L’époque du soutien aux dictateurs qui ont la capacité de rester deux (2) à trois (3) décennies au pouvoir est révolue. Qu’elles jouent judicieusement leurs cartes avec le peuple pour ne pas être surprises. Un petit rappel historique est nécessaire ici pour toute la communauté internationale, en 1996, ils ont poussé à la constitution window-dressed avec toutes les imperfections et le trou sous le prétexte de la nécessité de démocratiser rapidement le Tchad. C’est sur cette constitution que feu Maréchal Idriss DÉBY ITNO dirigeait ce pays sans changement pendant plus de 3 décennies.
La question à un million de dollars est la suivante : comment la France peut-elle accepter, à notre époque, que le pouvoir puisse être hérité ? pourquoi ce qui n’est pas acceptable en France l’est-il au Tchad ? on peut ne pas avoir de réponse, mais nous savons tous qu’il n’est pas possible, à l’ère du panafricanisme, de s’engager avec des régimes autocratiques sous le prétexte de la stabilité et de la sécurité régionales, là où ils ont des intérêts.
Confidentiel Afrique:
Pensez-vous que Paris et Washington entendent donner « un chèque- blanc » tous azimuts au Président Mahamat Idriss DÉBY ITNO aux fins de légitimer et de consolider son assise ?
Nasour Koursami, Président National du parti Les Patriotes : Nous croyons fermement que le gouvernement de transition au Tchad est sous la tutelle de ces grandes puissances, en particulier les États-Unis et la France, qui sont les deux principaux pays ayant une influence considérable.
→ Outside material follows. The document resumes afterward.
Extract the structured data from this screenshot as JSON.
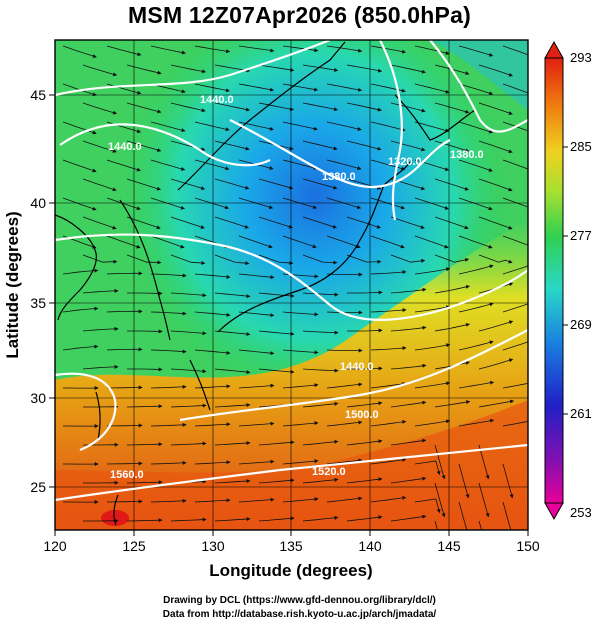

Par conséquent, créer une position spéciale pour le Tchad en reliant des arguments de sécurité faibles risque de compromettre leur propre crédibilité en soutenant le transfert dynastique du pouvoir, montrant clairement l’hypocrisie et affaiblissant l’autorité morale pour promouvoir la démocratie à l’échelle mondiale.
Leur soutien inébranlable au gouvernement de transition au Tchad semble être basé sur des intérêts stratégiques à très court terme, ce qui pourrait certainement conduire à une instabilité à long terme, car un tel soutien aveugle peut alimenter le ressentiment et l’opposition, entraînant potentiellement des soulèvements populaires ou des conflits violents.
Notre conseil à ces deux pays partenaires est d’aligner leurs intérêts sur ceux du peuple et de soutenir ses aspirations à contribuer à l’établissement d’institutions démocratiques, à l’État de droit, et à la protection des droits fondamentaux de l’homme, même si un tel soutien semble parfois très risqué.